EA licensees who benefit from the relocation of the incumbent will be required to submit their pro rata share of the relocation expense to EA licensees who have triggered a reimbursement right and have incurred relocation costs as follows:
(i)
For an EA licensee who, within 90 days of the release of the Public Notice announcing the commencement of the voluntary negotiation period, provides notice of its intention to relocate the incumbent, but does not participate or incur relocation costs in the relocation process, will be required to reimburse those EA licensees who have triggered a reimbursement right and have incurred relocation costs during the relocation process, its pro rata share when the channels of the incumbent have been cleared (i.e., the incumbent has been fully relocated and the channels are free and clear).
(ii)
For an EA licensee who does not, within 90 days of the release of the Public Notice announcing the commencement of the voluntary negotiation period, provide notice to the incumbent of its intention to relocate and does not incur relocation costs during the relocation process, but subsequently decides to use the channels in its EA, will be required to submit its pro rata share payment to those EA licensees who have triggered a reimbursement right and have incurred relocation costs during the relocation process prior to commencing testing of its system.
(5) Sunset of reimbursement rights.
EA licensees who do not trigger a reimbursement obligation as set forth in paragraph (f)(2) of this section, shall not be required to reimburse EA licensees who have triggered a reimbursement right as set forth in paragraph (f)(3) of this section ten (10) years after the voluntary negotiation period begins for EA licensees (i.e., ten (10) years after the Commission releases the Public Notice commencing the voluntary negotiation period).

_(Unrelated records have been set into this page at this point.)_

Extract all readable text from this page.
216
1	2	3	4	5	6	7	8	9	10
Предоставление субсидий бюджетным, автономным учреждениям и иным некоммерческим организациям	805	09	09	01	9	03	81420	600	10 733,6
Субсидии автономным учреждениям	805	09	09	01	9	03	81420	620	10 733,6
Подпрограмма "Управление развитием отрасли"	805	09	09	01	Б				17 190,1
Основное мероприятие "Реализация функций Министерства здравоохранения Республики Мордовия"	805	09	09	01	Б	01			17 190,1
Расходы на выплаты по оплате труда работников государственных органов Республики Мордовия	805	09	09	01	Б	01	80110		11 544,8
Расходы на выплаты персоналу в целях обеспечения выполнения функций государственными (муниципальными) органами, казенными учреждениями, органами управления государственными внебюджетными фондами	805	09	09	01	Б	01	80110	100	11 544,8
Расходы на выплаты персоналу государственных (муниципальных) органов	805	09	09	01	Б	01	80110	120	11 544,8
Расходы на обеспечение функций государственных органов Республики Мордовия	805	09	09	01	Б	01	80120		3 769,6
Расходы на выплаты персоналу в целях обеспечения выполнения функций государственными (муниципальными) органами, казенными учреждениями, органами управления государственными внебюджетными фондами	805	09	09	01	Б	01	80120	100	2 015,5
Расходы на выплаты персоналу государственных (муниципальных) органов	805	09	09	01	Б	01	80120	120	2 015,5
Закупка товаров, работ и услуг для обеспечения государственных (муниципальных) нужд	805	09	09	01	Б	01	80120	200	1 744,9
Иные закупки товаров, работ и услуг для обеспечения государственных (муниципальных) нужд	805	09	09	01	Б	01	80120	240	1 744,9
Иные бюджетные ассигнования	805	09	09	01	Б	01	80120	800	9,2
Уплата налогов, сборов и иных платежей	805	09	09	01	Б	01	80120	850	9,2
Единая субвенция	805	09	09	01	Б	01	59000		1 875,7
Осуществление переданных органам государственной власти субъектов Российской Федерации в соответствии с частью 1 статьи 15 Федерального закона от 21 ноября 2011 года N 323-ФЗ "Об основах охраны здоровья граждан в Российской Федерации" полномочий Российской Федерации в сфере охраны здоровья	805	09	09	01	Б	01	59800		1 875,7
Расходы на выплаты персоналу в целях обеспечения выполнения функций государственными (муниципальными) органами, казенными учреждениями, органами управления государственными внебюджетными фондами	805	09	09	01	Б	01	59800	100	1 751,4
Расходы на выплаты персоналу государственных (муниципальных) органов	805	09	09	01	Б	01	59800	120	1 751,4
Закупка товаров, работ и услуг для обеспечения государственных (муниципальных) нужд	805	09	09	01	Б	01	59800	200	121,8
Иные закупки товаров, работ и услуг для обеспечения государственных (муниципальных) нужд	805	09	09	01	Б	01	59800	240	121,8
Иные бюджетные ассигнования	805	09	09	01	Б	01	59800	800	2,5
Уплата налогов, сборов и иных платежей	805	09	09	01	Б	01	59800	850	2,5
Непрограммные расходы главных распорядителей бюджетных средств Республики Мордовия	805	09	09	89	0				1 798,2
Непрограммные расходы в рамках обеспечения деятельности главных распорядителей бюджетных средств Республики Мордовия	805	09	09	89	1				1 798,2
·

(6) Resolution of disputes that arise during relocation.
Disputes arising out of the costs of relocation, such as disputes over the amount of reimbursement required, will be encouraged to use expedited ADR procedures. ADR procedures provide several alternative methods such as binding arbitration, mediation, or other ADR techniques.
(7) Administration of the cost-sharing plan.
We will allow for an industry supported, not-for-profit clearinghouse to be established for purposes of administering the cost-sharing plan adopted for the 800 MHz SMR relocation procedures.